Writer's Block: Teacher of the year

Have you ever had a teacher who made a profound difference in your life? How did they influence and/or inspire you?








It would have to be Gerald Barrax (that is his real name), my creative writing poetry teacher at North Carolina State University. Even though I was a computer science major, I also had an interest in writing poetry, and taking his class  was a way I could pursue an outside interest  and get course credit for it.

On the first day of class, we each received a mimeographed* sheet with all of the assignments we would be expected to complete by the end of the semester. I don't remember all of them, but I know there were several that required the use of forms. Among these were heroic couplets, haiku, and one where we had a choice between a sonnet and a sestina.

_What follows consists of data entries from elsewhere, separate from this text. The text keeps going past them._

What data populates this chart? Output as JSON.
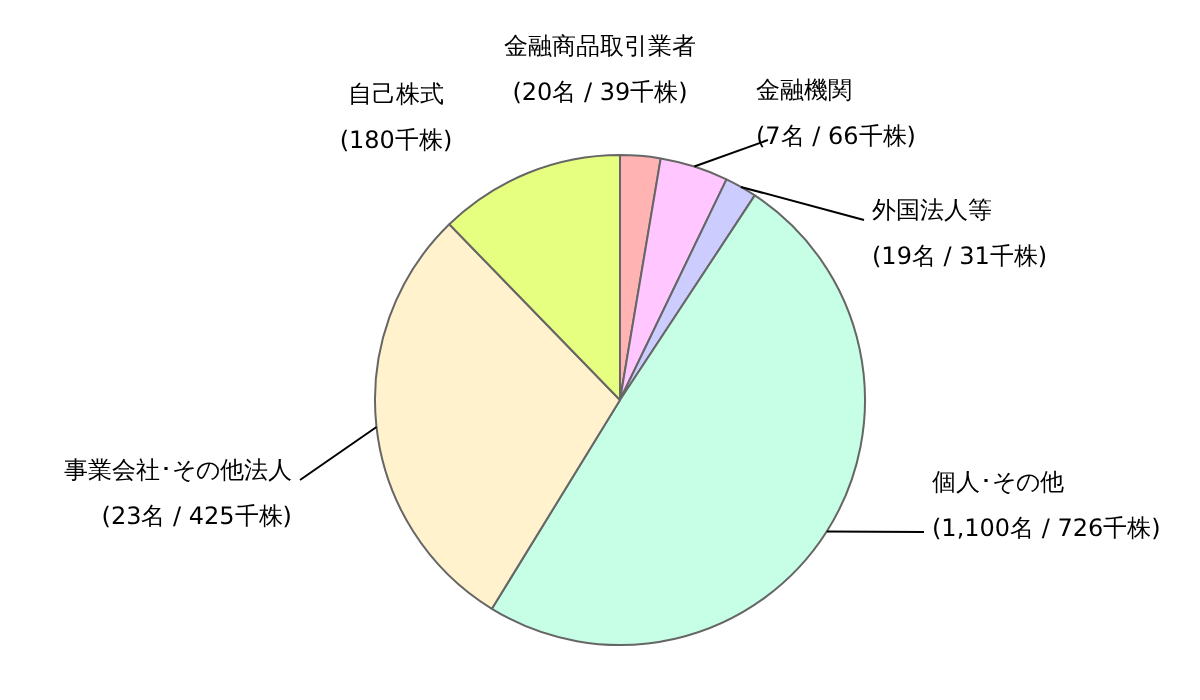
{
  "chart_data": {
    "type": "pie",
    "categories": [
      "金融商品取引業者",
      "金融機関",
      "外国法人等",
      "個人･その他",
      "事業会社･その他法人",
      "自己株式"
    ],
    "values": [
      39,
      66,
      31,
      726,
      425,
      180
    ],
    "colors": [
      "#ffb3b3",
      "#ffc6ff",
      "#ccccff",
      "#c6ffe6",
      "#fff2cc",
      "#e6ff80"
    ],
    "value_labels": [
      "(20名 / 39千株)",
      "(7名 / 66千株)",
      "(19名 / 31千株)",
      "(1,100名 / 726千株)",
      "(23名 / 425千株)",
      "(180千株)"
    ]
  }
}
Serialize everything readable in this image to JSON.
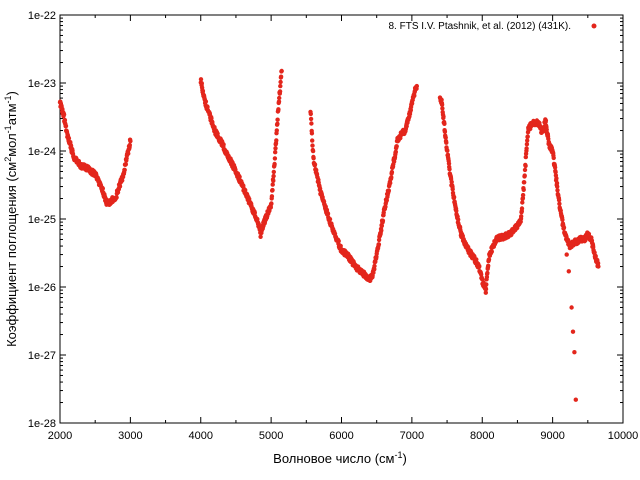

I was not happy with these requirements. Why did I have to do all this? At the time, poetry to me was about two things: venting my feelings and impressing chicks. Why did I need all these fancy words and rigid forms? And what the hell is an objective correlative anyway?

I stuck with the course though, and soon what started as grudging compliance became a labor of love. Sure, poetry was still about emoting and wowing the ladies , but it was also about craft. I learned that the creation of a poem, like the creation of anything else, is more satisfying if there is a discipline to adhere to, because then you have earned the finished product.

I fell in love with forms. I wrote a sestina for his class which was accepted by the school literary magazine. I even invented a form of my own, the baiku. I still write poetry, and while I do write some free verse, I never allow myself to abandon formal poetry. (Another thing I learned is that free verse isn't really free...you have to construct rules of your own to make it work as poetry.)

In addition to instilling a love of writing in general and poetry in particular, Barrax was a great model as a teacher. He made me do things I didn't want to do, then made me see the importance of it, and then made me like it. I'd like to think I've absorbed some of that in my own teaching, but I know I am not nearly as good at it as he was.


* This was in 1980. In case you are too young to know, mimeographs are what we had instead of laser printers. It was a step above chiseled stone.